Il est peut-être temps de se tenir debout, comme viennent de le faire le Conseil québécois LGBT et Juritrans, qui ont mis en demeure le gouvernement du Québec afin qu’il revienne sur sa décision d’incarcérer les personnes dans des établissements pénitenciers en fonction de leur sexe anatomique et non selon leur identité de genre. Un premier pas, mais qui pourrait être suivi par d’autres quand les communautés 2SLGBTQ+ voient que leur reconnaissance et leurs droits sont attaqués.
D’autant plus que, comme on le voit en lisant les chroniqueurs et chroniqueuses sur les réseaux sociaux d’ici et d’ailleurs, le coming out homophobe et transphobe est de plus en plus dans l’air du temps. On ne se gêne plus, on ne se garde plus de petite réserve, on assume sans aucune vergogne.

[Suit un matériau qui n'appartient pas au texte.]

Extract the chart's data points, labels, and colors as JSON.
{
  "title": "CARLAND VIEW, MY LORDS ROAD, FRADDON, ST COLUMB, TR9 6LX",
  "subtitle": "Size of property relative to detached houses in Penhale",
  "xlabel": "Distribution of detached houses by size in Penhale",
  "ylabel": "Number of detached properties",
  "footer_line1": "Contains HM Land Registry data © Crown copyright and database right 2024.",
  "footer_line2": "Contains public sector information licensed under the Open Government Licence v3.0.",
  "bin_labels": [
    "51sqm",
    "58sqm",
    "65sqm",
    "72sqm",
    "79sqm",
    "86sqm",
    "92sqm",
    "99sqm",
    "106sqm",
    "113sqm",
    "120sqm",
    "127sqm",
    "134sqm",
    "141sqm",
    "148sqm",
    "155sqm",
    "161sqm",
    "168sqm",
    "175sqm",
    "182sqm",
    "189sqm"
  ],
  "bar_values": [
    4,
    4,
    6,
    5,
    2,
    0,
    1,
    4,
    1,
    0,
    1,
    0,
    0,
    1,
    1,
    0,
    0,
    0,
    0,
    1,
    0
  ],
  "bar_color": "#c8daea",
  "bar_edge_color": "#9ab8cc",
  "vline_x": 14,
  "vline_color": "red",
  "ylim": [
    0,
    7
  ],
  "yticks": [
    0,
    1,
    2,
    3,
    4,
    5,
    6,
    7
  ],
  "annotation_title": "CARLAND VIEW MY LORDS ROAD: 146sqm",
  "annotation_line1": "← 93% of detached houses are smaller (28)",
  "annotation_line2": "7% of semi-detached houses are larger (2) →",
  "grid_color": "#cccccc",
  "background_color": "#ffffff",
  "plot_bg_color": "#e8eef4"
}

Il est bon, pour des responsables d’organismes, de se retrouver à la Garden Party organisée par François Legault chaque mois de juin, de se faire prendre en photos avec les ministres et de les publier pour montrer que tout va bien dans le meilleur des mondes. On me répète que c’est important d’y être pour maintenir des liens interpersonnels avec les décideurs et les décideuses, mais les bulles de champagne doivent avoir un goût de plus en plus amer.